Desde hace algo más de un mes cojo un avión cada miércoles a primera hora de la mañana. Esta semana, justo antes del control de seguridad, había un grupo de personas despidiéndose. El camino hacia el control era el camino en el que la vista se posaba en ellos. Era un grupo de unas ocho personas. Se iban abrazando. Lloraban como se llora cuando se te desgaja algo dentro. En silencio. Con pausa. Se miraban a los ojos. Alargando los abrazos. Era un baile. Ellos bailaba con abrazos. Los abrazos bailaban con ellos. Iban rotando. Siempre volvían.
Era imposible no emocionarse con ellos. A pesar de no ser ni las 7 de las mañana, las muchas personas que pasábamos por su lado no podíamos evitar mirar y sonreír con pena. No era sonreír. Era pena. O sí era sonreír con pena. A saber a esas horas qué emociones circulan. Pasé por su lado. Ahí los dejé.
Yo, que soy muy dada a inventarme historias sobre las personas con las que me cruzo, empecé a hacer lo de siempre: fantasear con la historia que tenía delante. Pensé quién de ellos sería el que daría por finiquitado el baile de los abrazos, quién sería el encargado de decidir que había llegado el momento de abrazarse cada uno a sí mismo. Qué dolor la separación física. Qué desgarro saber que te vas a la otra parte de mundo. Qué poco valoramos el estar en un mundo solo preocupado por el ser.

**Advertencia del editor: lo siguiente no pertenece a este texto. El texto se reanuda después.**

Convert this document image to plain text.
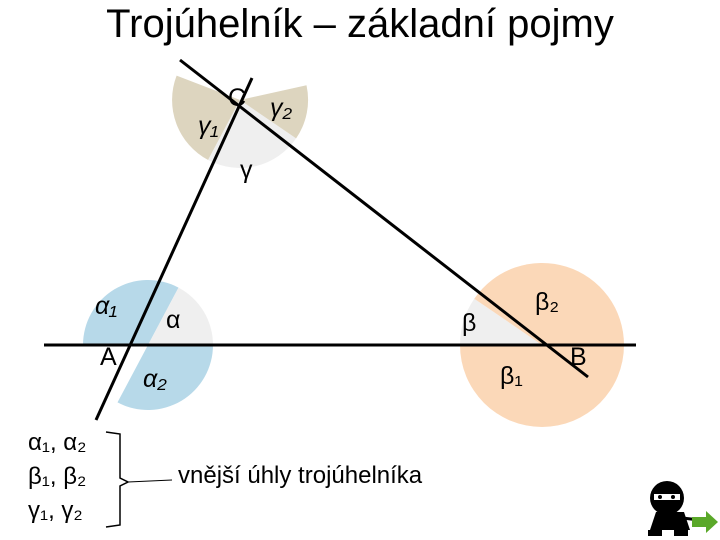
Trojúhelník – základní pojmy
A	B
C
α₁ α
α₂
γ₁
γ₂
γ
β
β₂
β₁
α₁, α₂
β₁, β₂
γ₁, γ₂
vnější úhly trojúhelníka
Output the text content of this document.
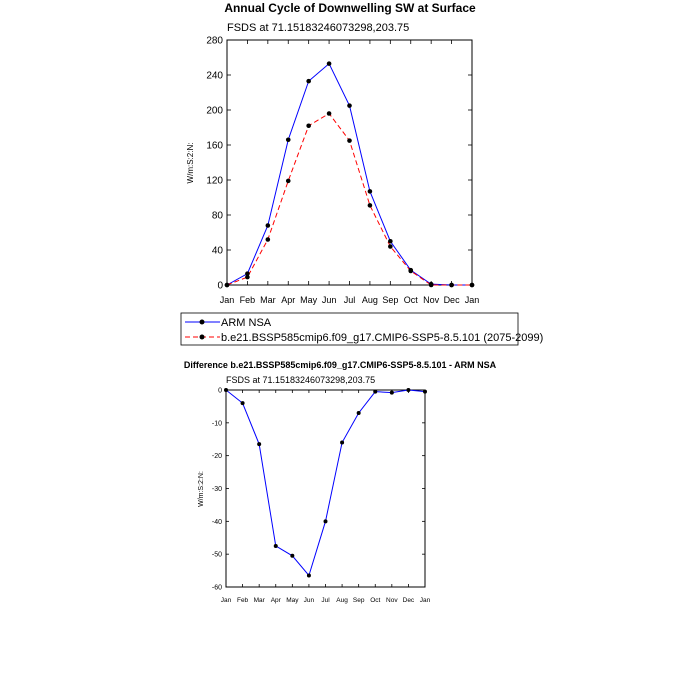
Annual Cycle of Downwelling SW at Surface
FSDS at 71.15183246073298,203.75
W/m:S:2:N:
0
40
80
120
160
200
240
280
Jan Feb Mar Apr May Jun Jul Aug Sep Oct Nov Dec Jan
ARM NSA
b.e21.BSSP585cmip6.f09_g17.CMIP6-SSP5-8.5.101 (2075-2099)
Difference b.e21.BSSP585cmip6.f09_g17.CMIP6-SSP5-8.5.101 - ARM NSA
FSDS at 71.15183246073298,203.75
W/m:S:2:N:
-60
-50
-40
-30
-20
-10
0
Jan Feb Mar Apr May Jun Jul Aug Sep Oct Nov Dec Jan
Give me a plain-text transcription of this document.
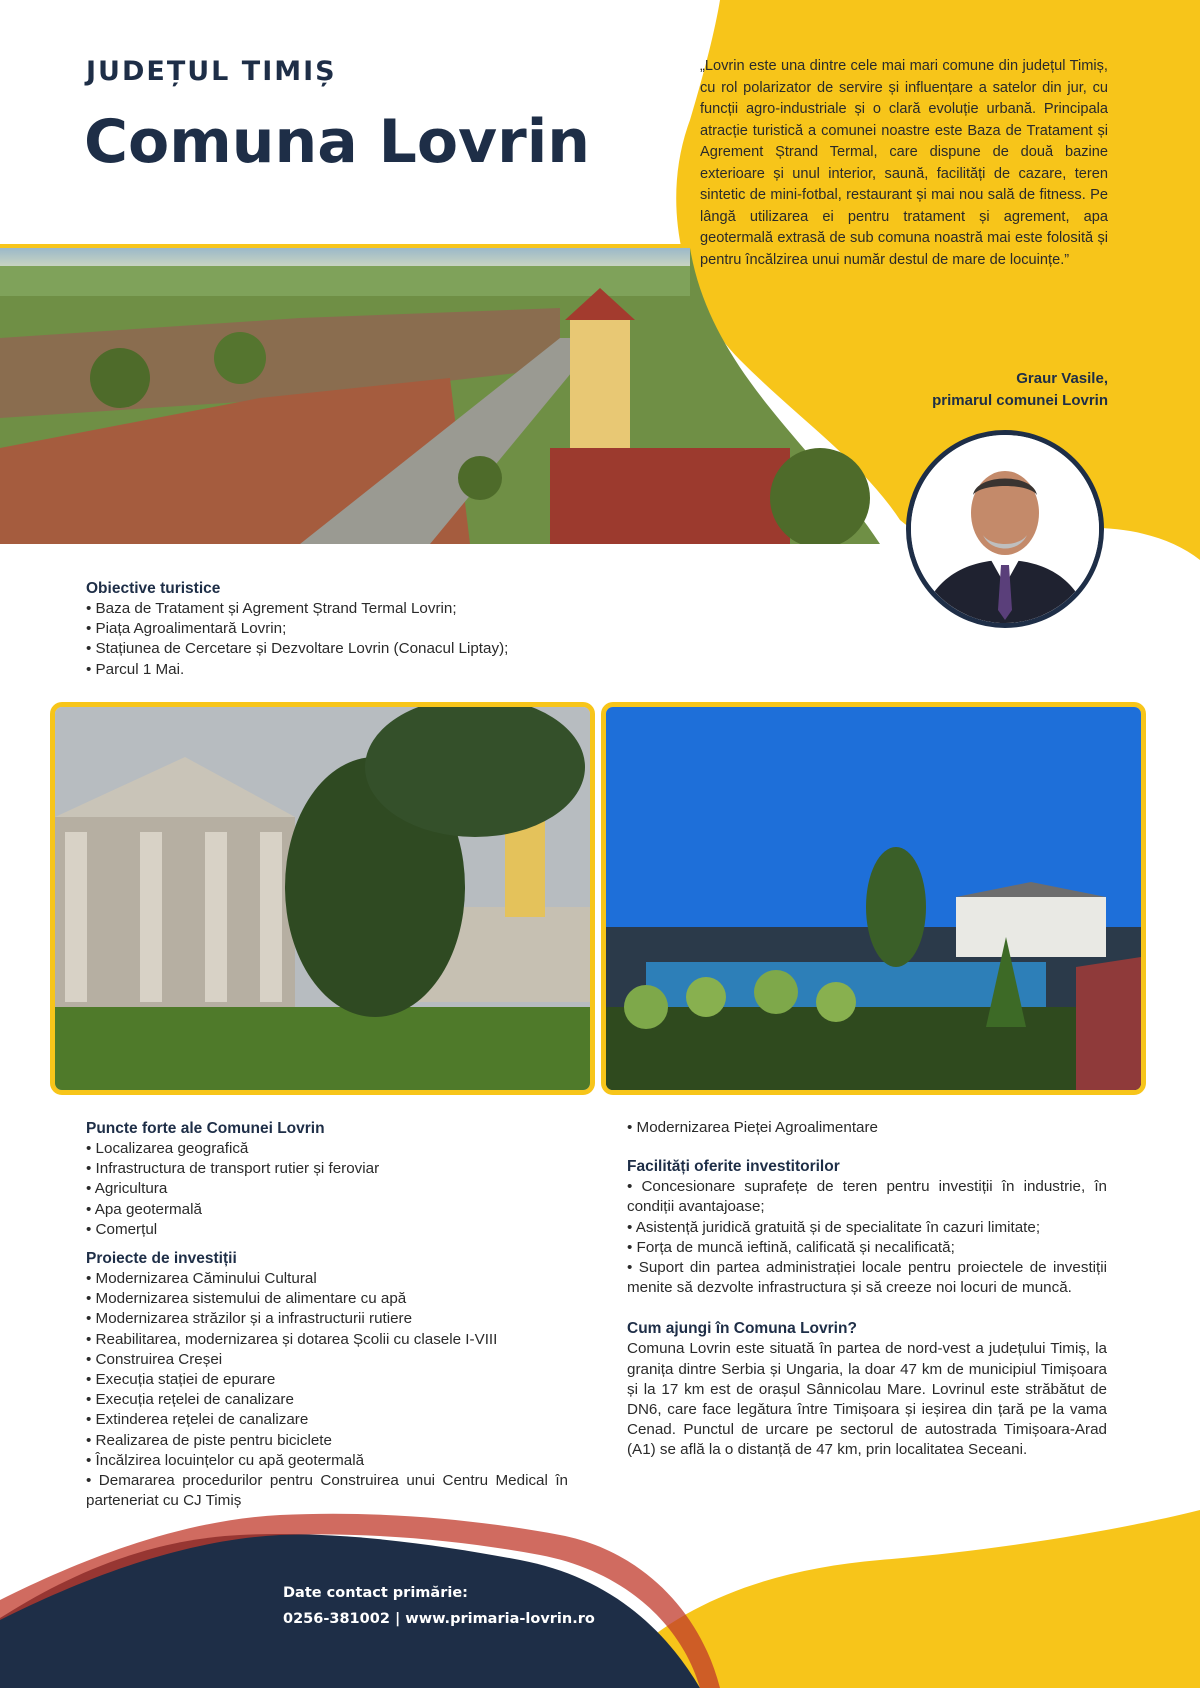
JUDEȚUL TIMIȘ
Comuna Lovrin
„Lovrin este una dintre cele mai mari comune din județul Timiș, cu rol polarizator de servire și influențare a satelor din jur, cu funcții agro-industriale și o clară evoluție urbană. Principala atracție turistică a comunei noastre este Baza de Tratament și Agrement Ștrand Termal, care dispune de două bazine exterioare și unul interior, saună, facilități de cazare, teren sintetic de mini-fotbal, restaurant și mai nou sală de fitness. Pe lângă utilizarea ei pentru tratament și agrement, apa geotermală extrasă de sub comuna noastră mai este folosită și pentru încălzirea unui număr destul de mare de locuințe.”
Graur Vasile,
primarul comunei Lovrin

Obiective turistice

• Baza de Tratament și Agrement Ștrand Termal Lovrin;
• Piața Agroalimentară Lovrin;
• Stațiunea de Cercetare și Dezvoltare Lovrin (Conacul Liptay);
• Parcul 1 Mai.

Puncte forte ale Comunei Lovrin

• Localizarea geografică
• Infrastructura de transport rutier și feroviar
• Agricultura
• Apa geotermală
• Comerțul

Proiecte de investiții

• Modernizarea Căminului Cultural
• Modernizarea sistemului de alimentare cu apă
• Modernizarea străzilor și a infrastructurii rutiere
• Reabilitarea, modernizarea și dotarea Școlii cu clasele I-VIII
• Construirea Creșei
• Execuția stației de epurare
• Execuția rețelei de canalizare
• Extinderea rețelei de canalizare
• Realizarea de piste pentru biciclete
• Încălzirea locuințelor cu apă geotermală
• Demararea procedurilor pentru Construirea unui Centru Medical în parteneriat cu CJ Timiș
• Modernizarea Pieței Agroalimentare

Facilități oferite investitorilor

• Concesionare suprafețe de teren pentru investiții în industrie, în condiții avantajoase;
• Asistență juridică gratuită și de specialitate în cazuri limitate;
• Forța de muncă ieftină, calificată și necalificată;
• Suport din partea administrației locale pentru proiectele de investiții menite să dezvolte infrastructura și să creeze noi locuri de muncă.

Cum ajungi în Comuna Lovrin?

Comuna Lovrin este situată în partea de nord-vest a județului Timiș, la granița dintre Serbia și Ungaria, la doar 47 km de municipiul Timișoara și la 17 km est de orașul Sânnicolau Mare. Lovrinul este străbătut de DN6, care face legătura între Timișoara și ieșirea din țară pe la vama Cenad. Punctul de urcare pe sectorul de autostrada Timișoara-Arad (A1) se află la o distanță de 47 km, prin localitatea Seceani.

Date contact primărie:
0256-381002 | www.primaria-lovrin.ro
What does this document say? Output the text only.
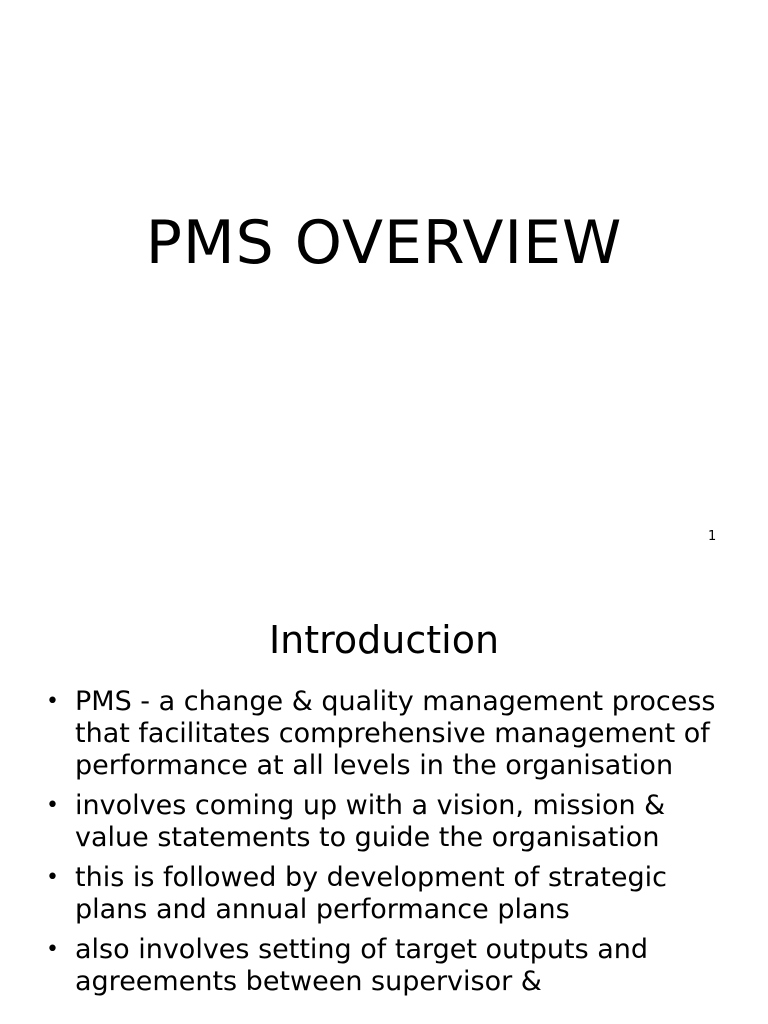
PMS OVERVIEW
1
Introduction
• PMS - a change & quality management process that facilitates comprehensive management of performance at all levels in the organisation
• involves coming up with a vision, mission & value statements to guide the organisation
• this is followed by development of strategic plans and annual performance plans
• also involves setting of target outputs and agreements between supervisor &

No querían separarse. Debían hacerlo. No pude evitar quedarme pensando un buen rato en ellos. Cuánto sufrimiento. Cuánta lágrima. Cuánto no querer poner distancia. Cuánto mirarse a los ojos. Cuánto agarrarse a la presencia del estar. Cuánto darse cuenta del tormento que supone intuir el desconsuelo de lo mucho que duele la presencia de la ausencia.
Es cierto que el ser humano está hecho para seguir hacia delante, y una vez superada la situación física del adiós, nos vamos haciendo a la distancia, pero qué duras son las despedidas. La despedida no es un acto fácil. Es un momento que sale de lo más profundo. Es un espacio con una carga emocional importante. Decir adiós es abrir una brecha en el apego, la confianza y el vínculo. Si hay vínculo, el adiós duele.
La despedida es un punto. A veces será un punto y seguido. Otras, un punto y aparte. Muchas, un punto final. Qué importante es poner ese punto. Qué denostado está actualmente saber cuál poner. Por no saber acabar solo existen los puntos suspensivos. Esos que no cierran nada. Esos que te regalan el espejismo de una libertad en lo que no ha acabado. Esos que te atan a lo que ya ha acabado.
Decir adiós forma parte de la vida. No podemos evitar las despedidas. Hay que decidir qué clase de punto tiene ese adiós, saber poner el punto ajustado a la realidad objetiva que nos ayude a seguir adelante. Hay que aprender a despedirse. Conocemos a las personas por la manera que tienen de decir adiós.